Now it was time to see the “other” Patagonia and so we headed across the Andes, (catching sight of Austral Parakeets and Chilean Pigeons at our stop for Mapuche fry bread) to the Chilean coast at Maicolpue, a small and appealing town on a bay surrounded by hills. Our first sightings right in town were the Green-backed Firecrown and busily feeding on the hotel’s grass, Patagonian Sierra-finches and Black-chinned Siskins with the noisy Dark-bellied Cinclodes always nearby. We headed out to look for other coastal birds and found a grand slam of cormorants which included Neotropic, Magellanic, Imperial and Red-legged. And who wouldn’t be excited to see Humboldt and Magellanic Penguins? As matter of fact we were able to approach the latter on foot after a short boat ride to a nearby nesting island where we watched them watching us! After only two nights we were headed back east (stopping to see Slender-billed Parakeets on the way) with two nights in Puyehue National Park on the side of a volcano. In 2011 one of the volcanoes in the area erupted spewing ash over hundreds of kilometers but here in the mountains the amount of ash was most amazing.

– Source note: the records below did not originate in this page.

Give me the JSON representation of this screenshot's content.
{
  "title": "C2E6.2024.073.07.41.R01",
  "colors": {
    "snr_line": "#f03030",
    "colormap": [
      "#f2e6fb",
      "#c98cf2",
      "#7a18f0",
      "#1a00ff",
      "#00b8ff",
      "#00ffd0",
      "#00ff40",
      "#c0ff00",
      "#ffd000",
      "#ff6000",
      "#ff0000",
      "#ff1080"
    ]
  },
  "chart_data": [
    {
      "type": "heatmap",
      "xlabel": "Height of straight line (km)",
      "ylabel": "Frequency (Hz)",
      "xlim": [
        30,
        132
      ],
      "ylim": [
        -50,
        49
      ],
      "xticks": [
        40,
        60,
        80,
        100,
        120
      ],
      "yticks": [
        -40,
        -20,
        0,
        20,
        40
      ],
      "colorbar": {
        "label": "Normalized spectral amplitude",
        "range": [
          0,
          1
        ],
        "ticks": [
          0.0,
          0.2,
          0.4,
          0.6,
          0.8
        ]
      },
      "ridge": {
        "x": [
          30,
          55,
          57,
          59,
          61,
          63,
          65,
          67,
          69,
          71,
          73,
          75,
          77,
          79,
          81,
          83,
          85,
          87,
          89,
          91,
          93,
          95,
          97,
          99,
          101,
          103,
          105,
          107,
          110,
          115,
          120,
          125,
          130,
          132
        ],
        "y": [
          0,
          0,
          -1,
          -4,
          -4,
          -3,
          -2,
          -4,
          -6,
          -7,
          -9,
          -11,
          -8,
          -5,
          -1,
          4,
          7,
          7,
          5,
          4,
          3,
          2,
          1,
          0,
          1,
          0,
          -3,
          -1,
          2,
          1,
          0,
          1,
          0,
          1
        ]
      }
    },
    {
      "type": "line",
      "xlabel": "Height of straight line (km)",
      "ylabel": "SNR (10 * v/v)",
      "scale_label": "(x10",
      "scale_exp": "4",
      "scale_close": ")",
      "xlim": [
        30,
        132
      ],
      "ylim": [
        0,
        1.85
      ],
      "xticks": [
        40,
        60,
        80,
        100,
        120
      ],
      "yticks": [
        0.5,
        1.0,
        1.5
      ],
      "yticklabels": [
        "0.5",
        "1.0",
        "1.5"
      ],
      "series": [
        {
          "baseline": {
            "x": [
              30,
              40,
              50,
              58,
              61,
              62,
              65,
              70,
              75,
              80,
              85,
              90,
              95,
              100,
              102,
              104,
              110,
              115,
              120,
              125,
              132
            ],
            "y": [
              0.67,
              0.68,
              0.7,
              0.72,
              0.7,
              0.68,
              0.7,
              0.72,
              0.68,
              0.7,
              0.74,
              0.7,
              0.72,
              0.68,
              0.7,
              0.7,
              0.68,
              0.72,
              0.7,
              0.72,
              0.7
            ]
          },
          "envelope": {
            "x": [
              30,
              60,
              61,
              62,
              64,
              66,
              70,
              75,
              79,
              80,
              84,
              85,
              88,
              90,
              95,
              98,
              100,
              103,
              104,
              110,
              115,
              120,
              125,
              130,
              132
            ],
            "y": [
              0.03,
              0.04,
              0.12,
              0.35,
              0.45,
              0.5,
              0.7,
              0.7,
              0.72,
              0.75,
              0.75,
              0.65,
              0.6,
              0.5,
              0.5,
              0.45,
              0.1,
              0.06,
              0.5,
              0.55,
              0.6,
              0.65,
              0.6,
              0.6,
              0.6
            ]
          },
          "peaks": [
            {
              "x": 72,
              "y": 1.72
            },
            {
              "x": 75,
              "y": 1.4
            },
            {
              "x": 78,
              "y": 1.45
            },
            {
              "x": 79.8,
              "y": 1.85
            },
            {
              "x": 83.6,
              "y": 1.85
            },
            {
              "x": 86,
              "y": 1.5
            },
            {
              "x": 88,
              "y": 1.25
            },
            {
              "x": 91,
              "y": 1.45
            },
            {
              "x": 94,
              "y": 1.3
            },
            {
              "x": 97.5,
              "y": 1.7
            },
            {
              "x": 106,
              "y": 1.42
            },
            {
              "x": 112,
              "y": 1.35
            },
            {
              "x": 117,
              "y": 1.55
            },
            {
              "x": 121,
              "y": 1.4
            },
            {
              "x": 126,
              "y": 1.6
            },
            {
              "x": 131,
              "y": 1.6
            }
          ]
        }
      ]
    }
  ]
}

At the time of the eruption it had to be plowed like snow and remains in large mounds beside the roads. One of the benefits of all this volcanic activity in the abundance of thermal hot springs one of which we enjoyed at our lodging. Driving part way and climbing part way we reached the top of Casa Blanca Volcano, seeing the beautiful Bridled Finch along the way. The view of the chain of volcanoes was stunning to say the least. On the hotel grounds and nearby woods we could see Chuchao Tapaculo and the tiny Magellanic Tapaculo and listen to the noisy and varied calls of the Austral Blackbird. Also of note were Ochre-flanked Tapaculo, Huet-Huet and White-throated Treerunner.

Back across the border we ended the birding part of our trip in attractive and vibrant Bariloche, the largest town in Patagonia, before flying to Buenos Aires and home. While there, after a concerted effort, we finally found the Flying Steamer Duck and Wren-like Rushbird. Better looks at the Tufted Tit-Tyrant and Slender-billed Parakeets were unexpected bonuses. We ended up with over 350 species for the trip.

Many thanks to our excellent guide in the North, Diego, who found many birds hidden in the forest and drove like a madman to get us to the Iguazu airport; to Augusto who made our outings in San Martin so much fun; and to Eugenia whose driving and companionship on the trip to Chile were especially appreciated. The biggest thanks go to Horacio Matarasso whose knowledge, expertise, organizational skills, and calmness during unexpected bumps made the trip one of the best birding excursions we’ve ever had.